Maintenance and repair contracts (MARCs) are specified time intervals wherein major maintenance and replacement activity is performed by an external contractor (most often the equipment vendor). Maintenance work performed under these contracts is recorded in the record system of the contractor rather than that of the mining company; it is therefore not included in the dataset. Data points immediately following a maintenance contract are removed as they also include times to failure/replacement of all maintenance work performed under the MARCs. Times between preventative replacements are compared against replacement intervals specified in the mining company's maintenance plan. Events marked as preventative replacements occurring significantly sooner than the planned replacement interval are treated as failures unless there is other evidence indicating that they were preventatively performed.

The dataset used includes 5 cases in which the number of failures is less than the number of suspensions. This can result in wider confidence intervals for both η and β values. Alternative methods of parameter estimation such as the Bayesian inference, as shown in Figure 2 (a), or hypothesis testing can be used [22]. In addition, in two cases for nickel, there are low data populations resulting in poor fit. More data are being sought for nickel in order to improve confidence in estimated parameters.

5.5. Further Research

A work is currently underway to extend the range of components and asset classes under analysis. This will include mechanical, electrical/electronic, hydraulic, and structural subsystem components and asset classes from both fixed-plant and mobile equipments.

It was found that the assumption of proportionality was rejected for both types of cylinders for the dozer equipment class as shown in Table 2. Further work will be undertaken to more adequately model these assets by stratifying the asset class further or choosing an alternative modelling approach.

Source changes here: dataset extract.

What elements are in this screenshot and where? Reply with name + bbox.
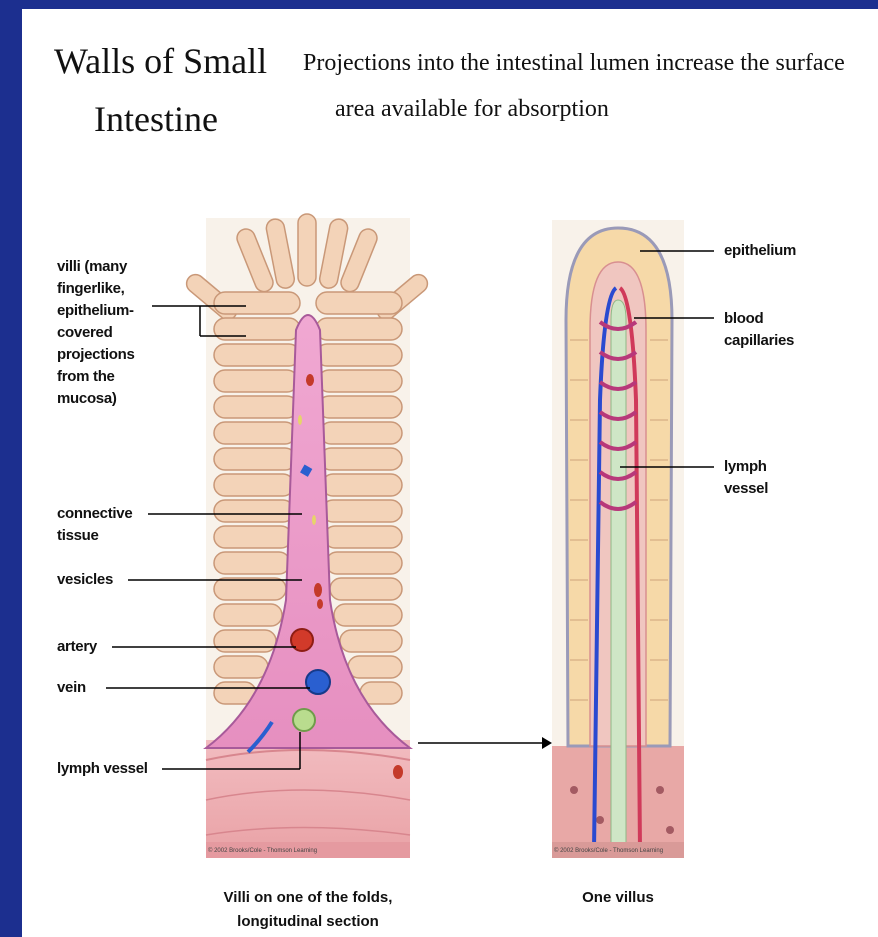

Approximations of dust levels at each mine site were inferred based on the ability of the material to resist fragmentation. This may not hold true due to other factors and dust-creation mechanisms such as the use of dust suppression, blasting techniques, presence of clay or other fine-grained materials, and nonimpact-related dust-creating mechanisms. Further work will be performed in assessing dust concentrations experienced at the rock interface on a mine site-specific basis. Additional environmental parameters such as average temperatures and chemical compositions of rocks will be added to determine whether other extreme environmental conditions have a significant influence on equipment failure.

It has been noted that the use of purely physical properties as covariates may not be sufficient to explain the failure behaviour of equipment. Additional covariates associated with organisational processes, site factors, and environmental conditions can be added as they become available. Organisational processes to be added include the culture in which the asset is operated (including functional role and level of loading) and site factors such as asset age profile and pit characteristics (e.g., single/double benching, blasting characteristics) that are controllable by the organisation. Maintenance factors to be added in future work include the effect of maintenance, inspection, or condition monitoring activities specific to the component. The framework supports the extension of the number of covariates to n-parameter models.